Carlos Castello (62) fue encontrado muerto de un disparo en la cabeza, el 20 de octubre de 2008, dentro de su casa, ubicada a 100 metros del destacamento policial Laguna de Lobos, y durante más de cuatro años la causa estuvo caratulada como "suicidio" hasta que la Justicia determinó que el ecologista había sido secuestrado, golpeado y asesinado.

Al momento del crimen, la víctima estaba enfrentada con las autoridades del Club de Pesca local y de la Municipalidad a partir de una denuncia que formuló por la usurpación de una calle que permitía el libre acceso del público a la ribera de la laguna, y también había organizado y encabezado movilizaciones de vecinos que se oponían a dicha medida.

En 2014, los gendarmes que inspeccionaron la casa de la víctima y hallaron muestras de sangre y otros elementos que permitieron descartar la hipótesis del suicidio y abonar la del homicidio.

De acuerdo a esos peritajes, el ecologista presentaba lesiones vitales y el arma con la que lo mataron era de un calibre mayor al de la que encontraron junto a su cuerpo.

Para los expertos, la víctima nunca empuñó un arma de fuego ya que no se hallaron restos de deflagración de pólvora en sus manos y determinaron que el disparo fue realizado a una distancia de entre 10 y 15 centímetros.

Además, los peritos establecieron que el lugar donde se halló el cadáver no era el mismo en el que lo mataron ya que la posición del mismo no coincidía con la de un suicidio, por lo que creen que la escena fue montada por los asesinos.

"Mi hermano tenía evidentes signos de tortura, no había disparado el arma, la escena fue armada y el proyectil que fue encontrado cerca del cuerpo presentaba manchas que no eran de sangre, es decir, no se encontró sangre de la víctima en el proyectil que supuestamente había atravesado su cráneo", aseguró Castello.

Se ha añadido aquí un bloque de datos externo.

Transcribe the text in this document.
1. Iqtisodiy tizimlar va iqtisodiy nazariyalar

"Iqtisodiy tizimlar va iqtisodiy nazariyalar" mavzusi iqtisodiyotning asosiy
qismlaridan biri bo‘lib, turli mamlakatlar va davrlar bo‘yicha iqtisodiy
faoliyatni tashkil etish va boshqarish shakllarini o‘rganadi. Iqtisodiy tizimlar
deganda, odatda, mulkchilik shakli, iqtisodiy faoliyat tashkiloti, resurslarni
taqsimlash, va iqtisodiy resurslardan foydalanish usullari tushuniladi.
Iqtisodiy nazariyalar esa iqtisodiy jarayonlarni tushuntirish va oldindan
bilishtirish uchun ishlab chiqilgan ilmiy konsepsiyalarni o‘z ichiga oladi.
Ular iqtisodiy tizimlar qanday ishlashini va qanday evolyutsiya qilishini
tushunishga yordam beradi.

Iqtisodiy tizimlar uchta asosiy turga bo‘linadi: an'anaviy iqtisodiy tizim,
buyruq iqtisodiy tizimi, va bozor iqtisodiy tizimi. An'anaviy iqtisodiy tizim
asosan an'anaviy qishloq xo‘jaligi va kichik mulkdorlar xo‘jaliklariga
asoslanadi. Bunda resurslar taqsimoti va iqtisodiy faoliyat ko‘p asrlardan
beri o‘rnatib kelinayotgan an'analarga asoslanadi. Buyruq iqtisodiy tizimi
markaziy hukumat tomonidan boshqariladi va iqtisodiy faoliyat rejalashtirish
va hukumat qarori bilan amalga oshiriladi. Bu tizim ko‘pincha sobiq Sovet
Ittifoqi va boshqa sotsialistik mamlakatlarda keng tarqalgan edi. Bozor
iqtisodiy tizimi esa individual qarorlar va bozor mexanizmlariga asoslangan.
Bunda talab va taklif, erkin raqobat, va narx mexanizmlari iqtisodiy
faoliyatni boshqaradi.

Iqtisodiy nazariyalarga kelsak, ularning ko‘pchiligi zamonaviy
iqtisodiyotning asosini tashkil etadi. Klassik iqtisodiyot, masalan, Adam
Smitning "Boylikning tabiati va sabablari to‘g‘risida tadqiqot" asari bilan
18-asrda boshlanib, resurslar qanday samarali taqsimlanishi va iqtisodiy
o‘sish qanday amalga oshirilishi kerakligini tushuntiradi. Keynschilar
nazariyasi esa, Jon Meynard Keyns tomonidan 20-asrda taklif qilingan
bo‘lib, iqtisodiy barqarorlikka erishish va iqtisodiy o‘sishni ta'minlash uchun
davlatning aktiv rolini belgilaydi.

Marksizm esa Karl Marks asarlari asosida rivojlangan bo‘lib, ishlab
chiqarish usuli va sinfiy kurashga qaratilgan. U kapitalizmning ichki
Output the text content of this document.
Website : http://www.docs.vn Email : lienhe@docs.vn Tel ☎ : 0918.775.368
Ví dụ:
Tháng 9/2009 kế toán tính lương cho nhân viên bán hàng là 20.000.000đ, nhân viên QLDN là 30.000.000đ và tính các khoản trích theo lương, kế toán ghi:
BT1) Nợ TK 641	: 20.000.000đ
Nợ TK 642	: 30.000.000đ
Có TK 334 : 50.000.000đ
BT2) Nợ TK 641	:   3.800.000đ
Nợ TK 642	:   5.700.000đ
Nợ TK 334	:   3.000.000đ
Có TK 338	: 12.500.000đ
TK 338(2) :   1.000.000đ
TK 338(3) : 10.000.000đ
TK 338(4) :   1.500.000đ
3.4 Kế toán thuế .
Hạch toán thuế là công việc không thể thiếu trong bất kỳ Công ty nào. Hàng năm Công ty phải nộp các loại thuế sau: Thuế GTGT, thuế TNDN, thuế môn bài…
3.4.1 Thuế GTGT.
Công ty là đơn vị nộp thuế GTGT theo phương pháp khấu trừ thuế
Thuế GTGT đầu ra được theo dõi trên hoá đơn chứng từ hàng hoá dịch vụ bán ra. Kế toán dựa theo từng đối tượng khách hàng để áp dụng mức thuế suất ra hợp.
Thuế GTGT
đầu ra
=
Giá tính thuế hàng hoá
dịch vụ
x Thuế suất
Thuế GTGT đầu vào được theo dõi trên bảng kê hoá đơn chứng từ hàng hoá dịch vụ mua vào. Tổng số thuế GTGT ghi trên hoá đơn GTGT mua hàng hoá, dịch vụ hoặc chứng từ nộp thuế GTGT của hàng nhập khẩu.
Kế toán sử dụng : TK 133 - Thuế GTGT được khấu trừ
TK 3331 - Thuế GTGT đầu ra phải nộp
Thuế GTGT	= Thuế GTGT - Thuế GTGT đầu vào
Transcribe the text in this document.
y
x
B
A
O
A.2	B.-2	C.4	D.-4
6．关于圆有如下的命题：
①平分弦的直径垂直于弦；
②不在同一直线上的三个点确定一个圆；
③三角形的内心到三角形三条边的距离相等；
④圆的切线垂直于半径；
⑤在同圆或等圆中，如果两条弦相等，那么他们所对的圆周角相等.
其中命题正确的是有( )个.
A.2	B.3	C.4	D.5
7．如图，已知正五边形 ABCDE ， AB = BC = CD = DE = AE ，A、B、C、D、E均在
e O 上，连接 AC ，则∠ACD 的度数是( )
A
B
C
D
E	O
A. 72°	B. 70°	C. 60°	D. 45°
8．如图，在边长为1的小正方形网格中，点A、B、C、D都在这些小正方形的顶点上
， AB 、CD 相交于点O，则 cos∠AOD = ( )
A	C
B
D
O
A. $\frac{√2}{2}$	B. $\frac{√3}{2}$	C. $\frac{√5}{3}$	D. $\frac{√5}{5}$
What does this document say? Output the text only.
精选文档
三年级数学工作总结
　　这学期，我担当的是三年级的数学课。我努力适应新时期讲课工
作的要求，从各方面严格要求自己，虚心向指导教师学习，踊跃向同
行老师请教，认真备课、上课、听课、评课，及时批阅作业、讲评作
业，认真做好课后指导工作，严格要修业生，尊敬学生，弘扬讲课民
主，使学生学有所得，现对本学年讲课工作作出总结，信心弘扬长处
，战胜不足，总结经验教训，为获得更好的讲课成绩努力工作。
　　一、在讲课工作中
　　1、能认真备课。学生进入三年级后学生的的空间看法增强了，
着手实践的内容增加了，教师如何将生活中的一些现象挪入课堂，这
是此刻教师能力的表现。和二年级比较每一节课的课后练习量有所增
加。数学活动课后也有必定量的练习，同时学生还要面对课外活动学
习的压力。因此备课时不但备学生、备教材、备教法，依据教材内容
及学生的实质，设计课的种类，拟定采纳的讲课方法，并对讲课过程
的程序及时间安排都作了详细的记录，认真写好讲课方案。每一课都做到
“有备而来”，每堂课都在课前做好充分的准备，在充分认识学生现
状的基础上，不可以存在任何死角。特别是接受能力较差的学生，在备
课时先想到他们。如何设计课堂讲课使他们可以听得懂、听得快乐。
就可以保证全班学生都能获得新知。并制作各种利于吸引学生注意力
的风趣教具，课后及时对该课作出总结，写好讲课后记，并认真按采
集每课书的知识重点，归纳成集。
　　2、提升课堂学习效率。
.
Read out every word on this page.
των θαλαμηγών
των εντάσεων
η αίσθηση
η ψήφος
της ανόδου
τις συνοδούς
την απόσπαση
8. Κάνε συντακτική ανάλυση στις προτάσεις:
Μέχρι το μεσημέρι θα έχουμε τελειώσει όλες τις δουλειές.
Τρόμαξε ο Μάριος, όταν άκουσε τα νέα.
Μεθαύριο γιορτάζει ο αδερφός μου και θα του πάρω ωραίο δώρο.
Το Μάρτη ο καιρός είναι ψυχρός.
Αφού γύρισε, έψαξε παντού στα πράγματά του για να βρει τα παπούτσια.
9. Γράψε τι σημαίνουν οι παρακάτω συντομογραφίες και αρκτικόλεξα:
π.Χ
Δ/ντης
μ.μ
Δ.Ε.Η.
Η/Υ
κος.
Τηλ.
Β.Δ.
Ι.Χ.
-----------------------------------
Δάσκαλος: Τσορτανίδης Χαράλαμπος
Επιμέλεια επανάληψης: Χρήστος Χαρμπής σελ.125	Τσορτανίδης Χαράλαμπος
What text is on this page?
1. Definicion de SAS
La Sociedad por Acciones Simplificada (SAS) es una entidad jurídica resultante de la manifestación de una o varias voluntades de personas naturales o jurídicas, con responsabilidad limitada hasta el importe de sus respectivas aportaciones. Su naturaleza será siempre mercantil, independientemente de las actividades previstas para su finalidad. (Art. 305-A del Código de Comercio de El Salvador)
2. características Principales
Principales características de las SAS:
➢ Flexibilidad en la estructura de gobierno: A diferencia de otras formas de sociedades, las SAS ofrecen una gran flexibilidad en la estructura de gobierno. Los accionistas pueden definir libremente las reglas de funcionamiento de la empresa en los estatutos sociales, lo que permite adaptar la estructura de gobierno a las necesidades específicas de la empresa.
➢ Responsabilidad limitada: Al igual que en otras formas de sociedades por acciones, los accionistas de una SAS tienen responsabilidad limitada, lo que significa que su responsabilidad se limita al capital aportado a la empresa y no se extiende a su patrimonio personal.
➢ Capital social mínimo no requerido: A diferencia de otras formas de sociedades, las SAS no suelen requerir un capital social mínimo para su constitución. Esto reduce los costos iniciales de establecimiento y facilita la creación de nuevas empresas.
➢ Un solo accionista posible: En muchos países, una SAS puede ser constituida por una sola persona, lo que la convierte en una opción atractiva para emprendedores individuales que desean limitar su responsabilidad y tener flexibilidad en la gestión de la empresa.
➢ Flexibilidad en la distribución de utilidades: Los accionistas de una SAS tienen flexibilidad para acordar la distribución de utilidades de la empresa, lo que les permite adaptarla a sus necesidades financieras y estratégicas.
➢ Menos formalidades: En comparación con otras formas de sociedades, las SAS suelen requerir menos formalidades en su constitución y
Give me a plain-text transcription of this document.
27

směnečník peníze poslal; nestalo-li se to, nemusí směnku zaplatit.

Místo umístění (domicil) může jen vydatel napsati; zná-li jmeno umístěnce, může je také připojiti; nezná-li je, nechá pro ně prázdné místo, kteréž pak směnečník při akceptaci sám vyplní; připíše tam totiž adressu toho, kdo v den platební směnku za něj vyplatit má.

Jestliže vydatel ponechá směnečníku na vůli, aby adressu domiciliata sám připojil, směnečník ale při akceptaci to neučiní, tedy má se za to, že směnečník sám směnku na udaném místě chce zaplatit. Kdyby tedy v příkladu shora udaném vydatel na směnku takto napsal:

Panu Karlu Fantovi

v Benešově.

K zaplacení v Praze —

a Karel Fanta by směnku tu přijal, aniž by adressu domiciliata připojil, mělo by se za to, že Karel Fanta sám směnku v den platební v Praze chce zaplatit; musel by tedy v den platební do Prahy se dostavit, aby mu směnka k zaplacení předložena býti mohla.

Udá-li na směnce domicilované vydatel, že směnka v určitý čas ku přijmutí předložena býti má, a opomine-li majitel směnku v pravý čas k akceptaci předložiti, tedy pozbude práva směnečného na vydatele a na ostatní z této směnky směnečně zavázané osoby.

El caso tiene dos expedientes: uno investiga la muerte de Castello y el otro estudia la instrucción inicial, pero nadie se anima a tomarlos porque según Eduardo Castello, "las irregularidades son evidentes. Hubo un falso espíritu de cuerpo, que se convirtió en complicidad. El que agarre esta causa tiene que meter presos a policías y fiscales".